На рубеже XIX–XX вв. чистый лирик, как, например, К. Бальмонт, И. Северянин или А. Ахматова, — скорее исключение, чем правило. Более частый случай — совмещение в одном лице поэта и прозаика. Из представленных в нашем сборнике авторов большинство — яркие поэты начала века, бывшие в то же время незаурядными прозаиками: И. А. Бунин, Д. С. Мережковский, 3. Н. Гиппиус, В. Я. Брюсов, Ф. К. Сологуб, H. С. Гумилев, М. А. Кузмин, С. М. Городецкий.

Два прозаических жанра выходят в это время на первый план — роман и новелла. Причем именно жанр новеллы оказывается для писателей во многом новым и требующим освоения.

В своей классической форме этот жанр возник в Италии в эпоху Возрождения. Первоначально новеллой назывался устный рассказ, анекдот о необычном, но характерном событии, действительно имевшем место (по-итальянски novella — новость, известие). Постепенно новеллы стали объединяться в сборники, циклы: так возникли знаменитые «Декамерон» Боккаччо, «Фацеции» Поджо (именно их пересказывает героиня брюсовской новеллы «В подземной тюрьме» своему возлюбленному Марко), позже появился «Гептамерон» Маргариты Наваррской. В Европе, а потом и в Америке — особенно со времен Эдгара По — новелла стала наиболее распространенной формой малой прозы. Ее отличительные признаки: ярко выраженная фабулыюсть, динамизм повествования, сосредоточенность на исключительных, ярких событиях, превращение обыденного в необычное и, как правило, неожиданный финал, так называемый пуант (pointe), который призван пролить новый свет на все предшествующее действие.

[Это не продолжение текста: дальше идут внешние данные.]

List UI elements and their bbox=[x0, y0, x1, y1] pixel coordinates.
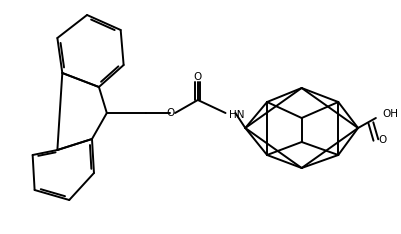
Text: O: O bbox=[378, 135, 386, 145]
Text: O: O bbox=[166, 108, 174, 118]
Text: HN: HN bbox=[229, 110, 244, 120]
Text: O: O bbox=[193, 72, 201, 82]
Text: OH: OH bbox=[382, 109, 398, 119]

В России новелла появилась в XVII в. в сборниках переводной, а затем и оригинальной литературы. Наиболее яркие образцы этого времени — «Повесть о Карпе Сутулове», «Повесть о Фроле Скобееве». Расцвет русской новеллы пришелся на 10—30-е гг. XIX в.: переводные новеллы В. А. Жуковского, новеллы В. И. Панаева, А. А. Бестужева-Марлипского, О. М. Сомова, В. Ф. Одоевского, французские новеллы 3. А. Волконской, наконец, знаменитые пушкинские «Повести Белкина».

Но в дальнейшем жанры рассказа, очерка, ориентированные на будничную повседневность, на жизнь реальную, столь существенно потеснили новеллу, что, когда к 90-х гг. XIX в. в русской прозе вновь пробудился интерес к «рассказам положений» в противовес «рассказам характеров», как их называл Брюсов [3], писатели в большинстве своем вынуждены были опираться на опыт западноевропейской и американской сюжетной прозы. Так воспроизводится стиль новелл эпохи Возрождения (естественно, каждый раз по-своему переосмысленный русскими авторами) в новелле Мережковского «Любовь сильнее смерти», цикле новелл Гумилева «Радости земной любви», посвященных юной Анне Горенко (Ахматовой). Одновременно на итальянские хроники и на их стилизации в творчестве Стендаля, Теофиля Готье, Анатоля Франса совершенно сознательно ориентированы «Святой Сатир» Мережковского (вольный перевод одноименной новеллы А. Франса), «Мертвые боги» Амфитеатрова. «В подземной тюрьме» Брюсова.

Чем же объяснить столь характерное для литературы начала века обращение к фабульному, новеллистическому повествованию? И это у представителей совершенно разных течений, литературных групп и партий: продолжателей традиций русской классической прозы (Бунина, Чехова, Зайцева, отчасти Л. Андреева), у неоромантиков, каковыми были в определенный период своего творчества Горький и А. Толстой. И у тех, кого мы все еще по привычке огульно называем модерпистами. А среди них — художники разных, если не противоположных ориентаций, декаденты, волнуемые мистическими прозрениями духа символисты, присягнувшие «на верность» «цветам веселой земли» акмеисты и писатели околоакмеистического круга.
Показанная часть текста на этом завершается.